In light of the COVID-19 crisis that has put most of Europe in lockdown, SolarPower Europe held a webinar on 9 April that addressed the impact of the virus on the European solar sector, with panellists representing solar manufacturing companies and associations from some of Europe’s most heavily affected regions.
Alessio Cipullo, European Affairs and Studies at Elettricità Futura, said: “The COVID-19 emergency is a global challenge for the entire power sector. Our members at Elettricità Futura are showing resilience in facing the situation, and they are working to maximise solar production. The energy transition process, National Energy and Climate Plans, and European Green Deal are all excellent tools to promote the post-emergency economic recovery. As such, we expect both National and European Institutions to leverage such tools and remove existing barriers, such as simplifying key permitting procedures.”
Discussing the measures that can help the sector maintain its growth trajectory, José Donoso, General Director at Unión Española Fotovoltaica (UNEF), commented: “Governments must understand that, after COVID-19, the climate emergency will continue, and that at the same time, solar energy is a way to help the economy recover after the present crisis. The solar PV sector is an opportunity to create clean, sustainable economic growth, and long-term employment. But we need auctions as soon as possible, a speeding up of the permitting process, access to finance with good terms, and temporary fiscal advantages for self-consumption.”
Susannah Wood, Marketing Director at Solarcentury, added: “When we exit this pandemic, we are calling for governments and policymakers to hold the course and stick to climate change pledges, and for solar deployment to be accelerated in order to rapidly cut carbon and boost jobs. Governments can help by streamlining the permitting process and by ensuring that energy markets are designed with renewables and storage at the forefront of their thinking. We’ve proved we can move mountains in the last few months. Let’s apply that ingenuity and spirit to fixing the climate.”
The insistence that the solar sector form a key part of any post-COVID-19 stimulus package, was echoed by a joint letter signed by the environment ministers from Austria, Denmark, Italy, Latvia, Luxembourg, Netherlands, Portugal, Spain, and Sweden, who called for the European Green Deal policy framework to be employed as the guiding mechanism for economic recovery. The letter further noted the need to meet climate targets despite the postponement of COP26, which was due to be held in Glasgow in November of this year.
Aristotelis Chantavas, Head of Europe at Enel Green Power and President of SolarPower Europe, commented: “The COVID-19 crisis underscores the need to offer sustainable solutions and to accelerate the energy transition towards a decarbonised society, which may require certain measures for the solar sector: such as addressing regulatory and infrastructure barriers hampering deployment, and improving grid support and sectoral integration.
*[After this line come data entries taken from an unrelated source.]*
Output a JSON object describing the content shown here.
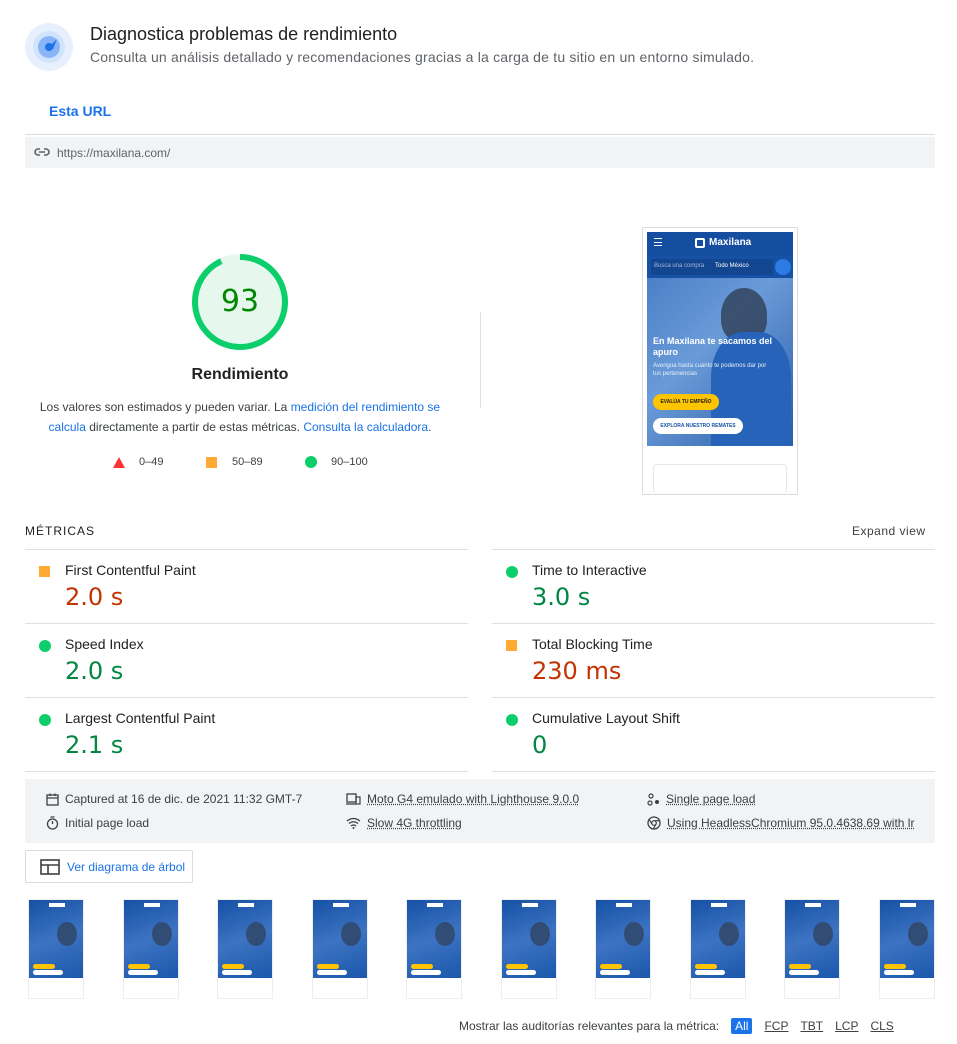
{
  "header": {
    "icon": "pagespeed-gauge-icon",
    "title": "Diagnostica problemas de rendimiento",
    "subtitle": "Consulta un análisis detallado y recomendaciones gracias a la carga de tu sitio en un entorno simulado."
  },
  "tabs": [
    {
      "label": "Esta URL",
      "active": true
    }
  ],
  "url_bar": {
    "icon": "link-icon",
    "url": "https://maxilana.com/"
  },
  "score": {
    "value": "93",
    "fraction": 0.93,
    "label": "Rendimiento",
    "color": "#0cce6b",
    "desc_prefix": "Los valores son estimados y pueden variar. La ",
    "desc_link1": "medición del rendimiento se calcula",
    "desc_middle": " directamente a partir de estas métricas. ",
    "desc_link2": "Consulta la calculadora",
    "desc_suffix": "."
  },
  "legend": [
    {
      "icon": "red-triangle-icon",
      "range": "0–49",
      "color": "#ff3333"
    },
    {
      "icon": "orange-square-icon",
      "range": "50–89",
      "color": "#ffaa33"
    },
    {
      "icon": "green-circle-icon",
      "range": "90–100",
      "color": "#0cce6b"
    }
  ],
  "screenshot": {
    "logo": "Maxilana",
    "search_placeholder": "Busca una compra",
    "location": "Todo México",
    "headline": "En Maxilana te sacamos del apuro",
    "subline": "Averigua hasta cuánto te podemos dar por tus pertenencias",
    "btn_primary": "EVALÚA TU EMPEÑO",
    "btn_secondary": "EXPLORA NUESTRO REMATES"
  },
  "metrics": {
    "title": "MÉTRICAS",
    "expand": "Expand view",
    "items": [
      {
        "name": "First Contentful Paint",
        "value": "2.0 s",
        "status": "average"
      },
      {
        "name": "Time to Interactive",
        "value": "3.0 s",
        "status": "pass"
      },
      {
        "name": "Speed Index",
        "value": "2.0 s",
        "status": "pass"
      },
      {
        "name": "Total Blocking Time",
        "value": "230 ms",
        "status": "average"
      },
      {
        "name": "Largest Contentful Paint",
        "value": "2.1 s",
        "status": "pass"
      },
      {
        "name": "Cumulative Layout Shift",
        "value": "0",
        "status": "pass"
      }
    ]
  },
  "info": {
    "captured": "Captured at 16 de dic. de 2021 11:32 GMT-7",
    "device": "Moto G4 emulado with Lighthouse 9.0.0",
    "session": "Single page load",
    "load": "Initial page load",
    "throttling": "Slow 4G throttling",
    "browser": "Using HeadlessChromium 95.0.4638.69 with lr"
  },
  "tree_button": {
    "icon": "treemap-icon",
    "label": "Ver diagrama de árbol"
  },
  "filmstrip_count": 10,
  "audit_filter": {
    "label": "Mostrar las auditorías relevantes para la métrica:",
    "options": [
      "All",
      "FCP",
      "TBT",
      "LCP",
      "CLS"
    ],
    "active": "All"
  }
}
It is essential that the commitment to the European Green Deal is maintained in order to reach climate neutrality before 2050.”
Michael Schmela, Executive Advisor and Head of Market Intelligence at SolarPower Europe, added: “The impact of COVID-19 will be felt across all European industries. In the solar sector, we will see a short-term delay in projects due to the supply of materials, as well as a demand slowdown due to the European lockdown. However, in the medium- to long-term, the sector looks to undergo a quick recovery, especially if national energy and climate ambitions are maintained. For now, we must ensure that any European stimulus package favours clean energy technologies, making it a green recovery with solar and renewables as the backbone, which can further bring local clean jobs and vast economic and environmental benefits.”